[extropy-chat] Software exposure: was Re: Eugen Leitl, you got Klez

Eugen Leitl eugen at leitl.org
Tue Feb 10 10:25:45 UTC 2004


On Tue, Feb 10, 2004 at 09:25:59AM +0000, BillK wrote:

> It is historical really.
> In the good old days people were amazed to get anything at all working

Dunno, WordStar on CP/M worked just fine. So did Linux on those i486/33 MHz/8 MBytes
bolides. Or Athlon/2 GHz/1 GByte.

> on these new-fangled personal computers. Pcs were low-powered 286, 386
> or 486 machines with little spare capacity. The machines were working

Never had the problem, I must admit. Anything above i286 had enough
horsepower for anything a normal user could do at the time. 

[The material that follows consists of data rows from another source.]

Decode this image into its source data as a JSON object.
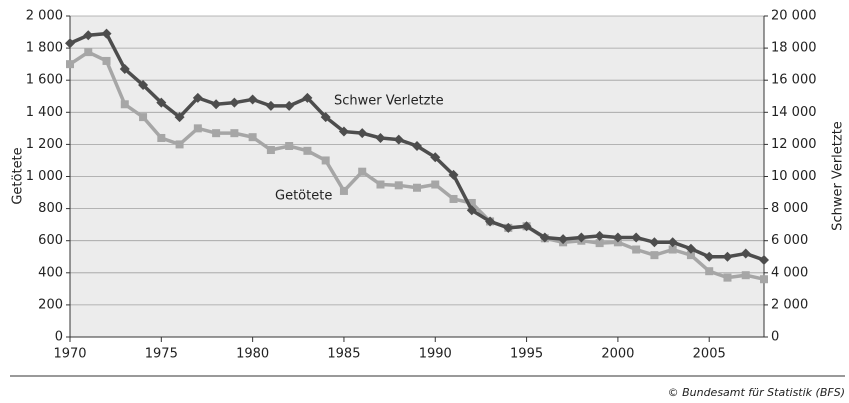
{
  "chart_data": {
    "type": "line",
    "ylabel": "Getötete",
    "y2label": "Schwer Verletzte",
    "annotations": [
      "Schwer Verletzte",
      "Getötete"
    ],
    "source": "© Bundesamt für Statistik (BFS)",
    "x": [
      1970,
      1971,
      1972,
      1973,
      1974,
      1975,
      1976,
      1977,
      1978,
      1979,
      1980,
      1981,
      1982,
      1983,
      1984,
      1985,
      1986,
      1987,
      1988,
      1989,
      1990,
      1991,
      1992,
      1993,
      1994,
      1995,
      1996,
      1997,
      1998,
      1999,
      2000,
      2001,
      2002,
      2003,
      2004,
      2005,
      2006,
      2007,
      2008
    ],
    "xlim": [
      1970,
      2008
    ],
    "xticks": [
      1970,
      1975,
      1980,
      1985,
      1990,
      1995,
      2000,
      2005
    ],
    "ylim": [
      0,
      2000
    ],
    "yticks": [
      0,
      200,
      400,
      600,
      800,
      {
        "value": 1000,
        "label": "1 000"
      },
      {
        "value": 1200,
        "label": "1 200"
      },
      {
        "value": 1400,
        "label": "1 400"
      },
      {
        "value": 1600,
        "label": "1 600"
      },
      {
        "value": 1800,
        "label": "1 800"
      },
      {
        "value": 2000,
        "label": "2 000"
      }
    ],
    "y2lim": [
      0,
      20000
    ],
    "y2ticks": [
      0,
      {
        "value": 2000,
        "label": "2 000"
      },
      {
        "value": 4000,
        "label": "4 000"
      },
      {
        "value": 6000,
        "label": "6 000"
      },
      {
        "value": 8000,
        "label": "8 000"
      },
      {
        "value": 10000,
        "label": "10 000"
      },
      {
        "value": 12000,
        "label": "12 000"
      },
      {
        "value": 14000,
        "label": "14 000"
      },
      {
        "value": 16000,
        "label": "16 000"
      },
      {
        "value": 18000,
        "label": "18 000"
      },
      {
        "value": 20000,
        "label": "20 000"
      }
    ],
    "grid": true,
    "series": [
      {
        "name": "Getötete",
        "color": "#a6a6a6",
        "marker": "square",
        "axis": "y",
        "values": [
          1700,
          1775,
          1720,
          1450,
          1370,
          1240,
          1200,
          1300,
          1270,
          1270,
          1245,
          1165,
          1190,
          1160,
          1100,
          910,
          1030,
          950,
          945,
          930,
          950,
          860,
          835,
          720,
          680,
          690,
          615,
          590,
          600,
          585,
          590,
          545,
          510,
          545,
          510,
          410,
          370,
          385,
          360
        ]
      },
      {
        "name": "Schwer Verletzte",
        "color": "#4d4d4d",
        "marker": "diamond",
        "axis": "y2",
        "values": [
          18300,
          18800,
          18900,
          16700,
          15700,
          14600,
          13700,
          14900,
          14500,
          14600,
          14800,
          14400,
          14400,
          14900,
          13700,
          12800,
          12700,
          12400,
          12300,
          11900,
          11200,
          10100,
          7900,
          7200,
          6800,
          6900,
          6200,
          6100,
          6200,
          6300,
          6200,
          6200,
          5900,
          5900,
          5500,
          5000,
          5000,
          5200,
          4800
        ]
      }
    ]
  }
}
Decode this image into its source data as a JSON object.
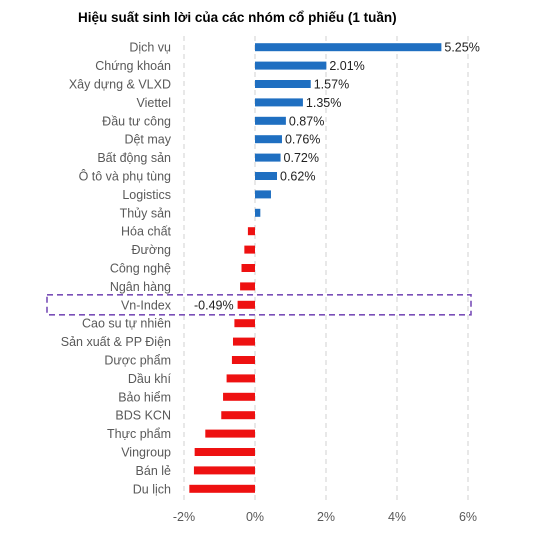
{
  "chart_data": {
    "type": "bar",
    "orientation": "horizontal",
    "title": "Hiệu suất sinh lời của các nhóm cổ phiếu (1 tuần)",
    "xlabel": "",
    "ylabel": "",
    "xlim": [
      -2,
      6
    ],
    "xticks": [
      -2,
      0,
      2,
      4,
      6
    ],
    "xtick_labels": [
      "-2%",
      "0%",
      "2%",
      "4%",
      "6%"
    ],
    "grid": "vertical dashed",
    "positive_color": "#1f6fc1",
    "negative_color": "#ee1111",
    "highlight_color": "#7a4fb8",
    "highlight_category": "Vn-Index",
    "categories": [
      "Dịch vụ",
      "Chứng khoán",
      "Xây dựng & VLXD",
      "Viettel",
      "Đầu tư công",
      "Dệt may",
      "Bất động sản",
      "Ô tô và phụ tùng",
      "Logistics",
      "Thủy sản",
      "Hóa chất",
      "Đường",
      "Công nghệ",
      "Ngân hàng",
      "Vn-Index",
      "Cao su tự nhiên",
      "Sản xuất & PP Điện",
      "Dược phẩm",
      "Dầu khí",
      "Bảo hiểm",
      "BDS KCN",
      "Thực phẩm",
      "Vingroup",
      "Bán lẻ",
      "Du lịch"
    ],
    "values": [
      5.25,
      2.01,
      1.57,
      1.35,
      0.87,
      0.76,
      0.72,
      0.62,
      0.45,
      0.15,
      -0.2,
      -0.3,
      -0.38,
      -0.42,
      -0.49,
      -0.58,
      -0.62,
      -0.65,
      -0.8,
      -0.9,
      -0.95,
      -1.4,
      -1.7,
      -1.72,
      -1.85
    ],
    "data_labels": [
      "5.25%",
      "2.01%",
      "1.57%",
      "1.35%",
      "0.87%",
      "0.76%",
      "0.72%",
      "0.62%",
      "",
      "",
      "",
      "",
      "",
      "",
      "-0.49%",
      "",
      "",
      "",
      "",
      "",
      "",
      "",
      "",
      "",
      ""
    ]
  }
}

> flat-out just to do ordinary tasks. Security never even entered their

Really? Funny, the only times I noticed it was trying to run physical
simulations on 7.1 MHz 68000, or LaTeXing 100-page documents. That was
pushing the envelope, a bit.

> heads. When virus-scanners first appeared everyone complained that they

A system which needs to use a virus scanner just to be put on the internet is
quite a laughingstock, don't you think?

> slowed their pcs down too much.
> MS didn't discover the Internet until quite late on and by then their
> windows systems had already been designed with ease-of-use in mind.

Security is strictly orthogonal to ease-of-use. Of course if you use a
homegrown (not designed, that's something different) system with security
never entering your mind (what, teh Intarweb? NIH!) you'll get what you
bargained for. Of course, throwing out the codebase every few years, and
starting from scratch doesn't help a bit.
 
> By the time MS added security as an objective to their software, it was
> too late.

You seem to be buying the PR very nicely. You can't just "add" security as an
afterthought, to a system which hasn't been designed with security in mind.
Use Google, read Bugtraq. It takes about 15-20 years for the codebase to
mature, using a normal development approach. 

I'm not seeing MS providing any palpably increased security yet. It's been
over a year, meanwhile we're seeing capabilities and nonexec stacks and
buffers being made nonexecutable appearing in mainstream alternatives.